1. UNDERSTAND WHAT YOU ARE TRYING TO ACHIEVE IN TAKING ON A PROJECT.
Way before worrying about the particulars of a deal, the most important thing to evaluate is what YOU hope to get out of scoring something.
Make a list of your key considerations.
Based on who you are, where you are in your career, demand for your services, and long term career objectives, every composer would have their own different lists of objectives.
Items could include:
• Building relationships
• Expanding credits
• Broadening genres
• Switching mediums
• Financial compensation
• Building publishing and Master assets
• Teaching filmmakers a lesson
• Exercising absolutes regardless of situation
(FYI, I’m not a big fan of the last two)
2. DECIDE IF THIS PARTICULAR SITUATION POTENTIALLY MEETS THE STUFF THAT MATTERS TO YOU THE MOST.
Every project comes with its own unique set of circumstances and potential outcomes.
To the best of your ability, examine how much this particular project addresses your wants.

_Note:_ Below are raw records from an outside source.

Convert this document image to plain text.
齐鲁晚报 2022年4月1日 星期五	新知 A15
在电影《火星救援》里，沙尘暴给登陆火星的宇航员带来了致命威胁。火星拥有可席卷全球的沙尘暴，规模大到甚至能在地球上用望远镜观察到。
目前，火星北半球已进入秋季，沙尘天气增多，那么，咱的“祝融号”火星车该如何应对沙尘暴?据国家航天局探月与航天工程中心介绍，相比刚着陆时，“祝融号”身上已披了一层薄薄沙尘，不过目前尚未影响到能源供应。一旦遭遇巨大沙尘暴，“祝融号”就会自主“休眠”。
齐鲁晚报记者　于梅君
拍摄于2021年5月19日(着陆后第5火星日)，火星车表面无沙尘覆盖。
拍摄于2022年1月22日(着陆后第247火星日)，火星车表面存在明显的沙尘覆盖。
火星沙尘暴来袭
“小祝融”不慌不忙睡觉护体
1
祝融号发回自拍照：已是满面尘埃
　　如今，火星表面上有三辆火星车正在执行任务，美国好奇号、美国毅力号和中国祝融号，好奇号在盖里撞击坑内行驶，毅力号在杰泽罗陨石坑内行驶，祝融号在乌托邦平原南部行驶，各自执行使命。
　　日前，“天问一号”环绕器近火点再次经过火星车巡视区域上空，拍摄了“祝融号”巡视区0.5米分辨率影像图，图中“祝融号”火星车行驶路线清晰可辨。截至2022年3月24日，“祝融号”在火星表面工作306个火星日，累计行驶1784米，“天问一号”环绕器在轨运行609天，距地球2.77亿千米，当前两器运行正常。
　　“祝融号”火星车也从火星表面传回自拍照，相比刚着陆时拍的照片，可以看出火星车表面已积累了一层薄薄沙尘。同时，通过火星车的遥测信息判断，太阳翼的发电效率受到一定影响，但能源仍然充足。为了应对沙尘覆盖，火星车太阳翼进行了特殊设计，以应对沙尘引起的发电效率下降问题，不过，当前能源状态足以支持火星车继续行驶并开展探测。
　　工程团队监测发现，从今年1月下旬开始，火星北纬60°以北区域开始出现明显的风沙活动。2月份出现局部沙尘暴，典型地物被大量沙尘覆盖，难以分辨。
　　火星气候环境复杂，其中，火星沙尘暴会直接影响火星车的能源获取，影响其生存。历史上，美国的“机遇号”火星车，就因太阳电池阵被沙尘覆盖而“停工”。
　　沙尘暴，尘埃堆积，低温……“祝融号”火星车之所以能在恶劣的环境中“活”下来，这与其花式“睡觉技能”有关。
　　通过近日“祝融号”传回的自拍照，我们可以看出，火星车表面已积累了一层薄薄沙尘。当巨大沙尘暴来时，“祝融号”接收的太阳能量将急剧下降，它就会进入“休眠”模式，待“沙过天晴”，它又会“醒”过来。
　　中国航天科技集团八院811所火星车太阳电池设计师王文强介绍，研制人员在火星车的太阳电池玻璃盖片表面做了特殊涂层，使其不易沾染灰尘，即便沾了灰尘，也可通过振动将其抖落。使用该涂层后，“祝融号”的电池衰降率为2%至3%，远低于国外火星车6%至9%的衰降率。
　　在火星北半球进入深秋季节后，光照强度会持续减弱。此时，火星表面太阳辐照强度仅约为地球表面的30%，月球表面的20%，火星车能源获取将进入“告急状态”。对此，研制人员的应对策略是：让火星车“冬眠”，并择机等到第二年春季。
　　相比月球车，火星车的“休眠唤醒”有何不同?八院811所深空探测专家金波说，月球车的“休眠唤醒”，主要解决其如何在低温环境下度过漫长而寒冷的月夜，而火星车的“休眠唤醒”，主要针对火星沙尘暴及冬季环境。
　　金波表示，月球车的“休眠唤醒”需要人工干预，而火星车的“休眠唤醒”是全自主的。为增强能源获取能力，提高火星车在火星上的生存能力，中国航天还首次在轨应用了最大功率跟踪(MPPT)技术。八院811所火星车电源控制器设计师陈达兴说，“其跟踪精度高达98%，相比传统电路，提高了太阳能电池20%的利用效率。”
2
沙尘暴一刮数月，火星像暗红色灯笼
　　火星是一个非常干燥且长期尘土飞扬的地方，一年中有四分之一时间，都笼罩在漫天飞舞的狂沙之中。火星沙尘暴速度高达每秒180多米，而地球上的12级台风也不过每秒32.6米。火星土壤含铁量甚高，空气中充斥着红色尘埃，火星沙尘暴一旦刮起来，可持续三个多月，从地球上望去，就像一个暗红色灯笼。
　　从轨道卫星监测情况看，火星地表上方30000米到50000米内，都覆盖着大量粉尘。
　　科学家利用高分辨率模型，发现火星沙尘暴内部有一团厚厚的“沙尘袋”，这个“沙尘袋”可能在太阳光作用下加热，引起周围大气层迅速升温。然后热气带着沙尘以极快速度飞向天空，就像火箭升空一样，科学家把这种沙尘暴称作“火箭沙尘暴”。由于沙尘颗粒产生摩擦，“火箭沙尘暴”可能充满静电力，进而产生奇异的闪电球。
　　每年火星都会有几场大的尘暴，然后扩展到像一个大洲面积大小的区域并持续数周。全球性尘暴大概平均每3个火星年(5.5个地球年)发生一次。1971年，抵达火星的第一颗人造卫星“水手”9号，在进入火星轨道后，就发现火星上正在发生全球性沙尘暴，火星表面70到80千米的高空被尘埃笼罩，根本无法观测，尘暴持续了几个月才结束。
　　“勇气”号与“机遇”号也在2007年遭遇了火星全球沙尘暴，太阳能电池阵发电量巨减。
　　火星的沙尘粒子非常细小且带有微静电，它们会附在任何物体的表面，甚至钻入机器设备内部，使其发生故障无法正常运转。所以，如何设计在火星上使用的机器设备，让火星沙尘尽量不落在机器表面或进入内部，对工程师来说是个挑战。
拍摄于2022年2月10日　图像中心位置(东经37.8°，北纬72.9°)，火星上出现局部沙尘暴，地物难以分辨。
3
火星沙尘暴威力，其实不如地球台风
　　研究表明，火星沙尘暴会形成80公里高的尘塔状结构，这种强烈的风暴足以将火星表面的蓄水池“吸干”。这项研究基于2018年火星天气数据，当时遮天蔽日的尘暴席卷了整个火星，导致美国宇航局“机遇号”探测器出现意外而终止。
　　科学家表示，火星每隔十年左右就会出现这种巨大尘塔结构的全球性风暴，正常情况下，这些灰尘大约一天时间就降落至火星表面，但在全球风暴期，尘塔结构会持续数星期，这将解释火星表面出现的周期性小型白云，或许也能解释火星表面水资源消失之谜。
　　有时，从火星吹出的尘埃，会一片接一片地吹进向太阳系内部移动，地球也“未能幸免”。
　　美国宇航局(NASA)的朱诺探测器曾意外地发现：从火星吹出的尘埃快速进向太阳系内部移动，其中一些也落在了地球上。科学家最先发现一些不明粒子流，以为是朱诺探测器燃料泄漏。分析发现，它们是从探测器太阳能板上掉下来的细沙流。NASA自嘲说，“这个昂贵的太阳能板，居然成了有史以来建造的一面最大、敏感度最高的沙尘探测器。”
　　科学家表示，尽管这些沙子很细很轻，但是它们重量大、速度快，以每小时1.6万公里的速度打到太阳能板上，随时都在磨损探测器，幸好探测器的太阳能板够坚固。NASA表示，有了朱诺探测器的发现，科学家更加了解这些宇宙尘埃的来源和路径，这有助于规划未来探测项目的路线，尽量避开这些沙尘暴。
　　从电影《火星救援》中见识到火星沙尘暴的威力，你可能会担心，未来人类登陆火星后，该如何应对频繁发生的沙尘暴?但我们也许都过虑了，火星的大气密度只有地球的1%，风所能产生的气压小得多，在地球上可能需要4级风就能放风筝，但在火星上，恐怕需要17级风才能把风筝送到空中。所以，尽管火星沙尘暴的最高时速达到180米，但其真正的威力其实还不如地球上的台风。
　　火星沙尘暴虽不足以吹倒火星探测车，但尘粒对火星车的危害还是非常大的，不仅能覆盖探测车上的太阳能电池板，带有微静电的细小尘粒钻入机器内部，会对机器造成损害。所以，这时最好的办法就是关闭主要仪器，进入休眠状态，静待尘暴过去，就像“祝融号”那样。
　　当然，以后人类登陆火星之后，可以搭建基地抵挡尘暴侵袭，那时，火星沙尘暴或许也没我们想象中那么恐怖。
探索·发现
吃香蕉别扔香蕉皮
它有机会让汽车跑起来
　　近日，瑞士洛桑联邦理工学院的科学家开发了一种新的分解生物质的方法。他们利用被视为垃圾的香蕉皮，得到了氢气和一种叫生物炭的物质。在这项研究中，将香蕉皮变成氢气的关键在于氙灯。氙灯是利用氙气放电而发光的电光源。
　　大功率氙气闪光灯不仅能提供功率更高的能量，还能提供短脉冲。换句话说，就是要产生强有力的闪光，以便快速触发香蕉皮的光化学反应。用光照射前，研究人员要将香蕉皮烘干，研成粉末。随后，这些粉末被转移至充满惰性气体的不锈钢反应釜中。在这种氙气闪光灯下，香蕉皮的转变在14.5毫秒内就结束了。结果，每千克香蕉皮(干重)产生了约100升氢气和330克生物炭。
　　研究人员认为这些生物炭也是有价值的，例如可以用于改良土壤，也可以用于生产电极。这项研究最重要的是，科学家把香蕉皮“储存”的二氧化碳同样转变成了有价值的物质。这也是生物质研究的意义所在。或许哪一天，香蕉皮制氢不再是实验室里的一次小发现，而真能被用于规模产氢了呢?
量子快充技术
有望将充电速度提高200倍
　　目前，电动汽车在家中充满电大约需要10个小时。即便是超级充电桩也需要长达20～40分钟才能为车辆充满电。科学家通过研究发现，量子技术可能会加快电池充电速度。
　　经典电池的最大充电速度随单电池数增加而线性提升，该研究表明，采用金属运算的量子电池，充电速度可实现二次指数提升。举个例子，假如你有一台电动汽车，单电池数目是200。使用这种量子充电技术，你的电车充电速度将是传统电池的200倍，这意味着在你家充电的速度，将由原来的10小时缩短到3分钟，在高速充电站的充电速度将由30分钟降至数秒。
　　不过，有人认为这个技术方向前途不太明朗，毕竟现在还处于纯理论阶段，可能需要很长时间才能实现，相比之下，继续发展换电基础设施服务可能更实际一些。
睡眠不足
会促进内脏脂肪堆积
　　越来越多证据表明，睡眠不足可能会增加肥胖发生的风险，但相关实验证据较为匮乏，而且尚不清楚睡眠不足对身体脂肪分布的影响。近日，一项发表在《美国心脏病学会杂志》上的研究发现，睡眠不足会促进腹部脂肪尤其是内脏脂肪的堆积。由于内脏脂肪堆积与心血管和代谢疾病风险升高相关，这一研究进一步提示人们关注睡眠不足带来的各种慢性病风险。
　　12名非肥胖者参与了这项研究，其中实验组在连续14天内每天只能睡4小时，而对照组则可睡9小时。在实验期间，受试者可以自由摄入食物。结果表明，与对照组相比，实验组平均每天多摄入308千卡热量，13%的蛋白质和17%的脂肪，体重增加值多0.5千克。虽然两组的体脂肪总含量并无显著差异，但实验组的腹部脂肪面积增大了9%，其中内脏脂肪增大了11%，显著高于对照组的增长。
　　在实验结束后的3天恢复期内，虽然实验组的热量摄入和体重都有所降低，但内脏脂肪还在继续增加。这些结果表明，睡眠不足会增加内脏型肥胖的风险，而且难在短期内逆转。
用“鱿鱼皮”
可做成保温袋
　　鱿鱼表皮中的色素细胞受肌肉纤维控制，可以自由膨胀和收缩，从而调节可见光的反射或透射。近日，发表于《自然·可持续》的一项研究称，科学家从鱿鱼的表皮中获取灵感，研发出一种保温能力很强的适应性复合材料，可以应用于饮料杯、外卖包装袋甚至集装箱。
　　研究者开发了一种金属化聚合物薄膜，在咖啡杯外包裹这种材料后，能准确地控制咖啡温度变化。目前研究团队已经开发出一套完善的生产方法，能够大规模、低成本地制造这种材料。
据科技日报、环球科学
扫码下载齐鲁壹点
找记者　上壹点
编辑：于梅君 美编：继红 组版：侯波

If you feel it is enough, start trying to make a deal.
3. USE DEAL NEGOTIATIONS TO MAKE SURE YOU GET THE KEY THINGS YOU CARE ABOUT IN THAT SPECIFIC SITUATION.
Find out if a deal can be made to give you the primary things you care about in this particular situation.
You won’t get everything, but know what matters the most to you and focus primarily of that.
4. THE RULE OF DEAL: THERE ARE NO RULES.
Every project is different. Every deal is different.
Don’t limit your thinking getting caught up in absolutes. That can be a path pushing you away from the things you might really want/need.
5. IT’S JUST BUSINESS. DON’T TAKE IT PERSONALLY.
A deal is just a deal.
It isn’t the right place to be working out your personal issues.
It’s just a potential business transaction. Stop trying to make it about more.
You can do this without feeling insulted, disrespected, outraged and hurt.
Mixing emotions with deal making is typically a fairly lethal combination that can blind you from staying focused on potentially getting what you really want.
6. GETTING ADVICE: CONSIDER THE SOURCE.
Pay attention to who is offering you deal making advice and guidance. Find sources that have already achieved success with their approaches on the things that matter most to you.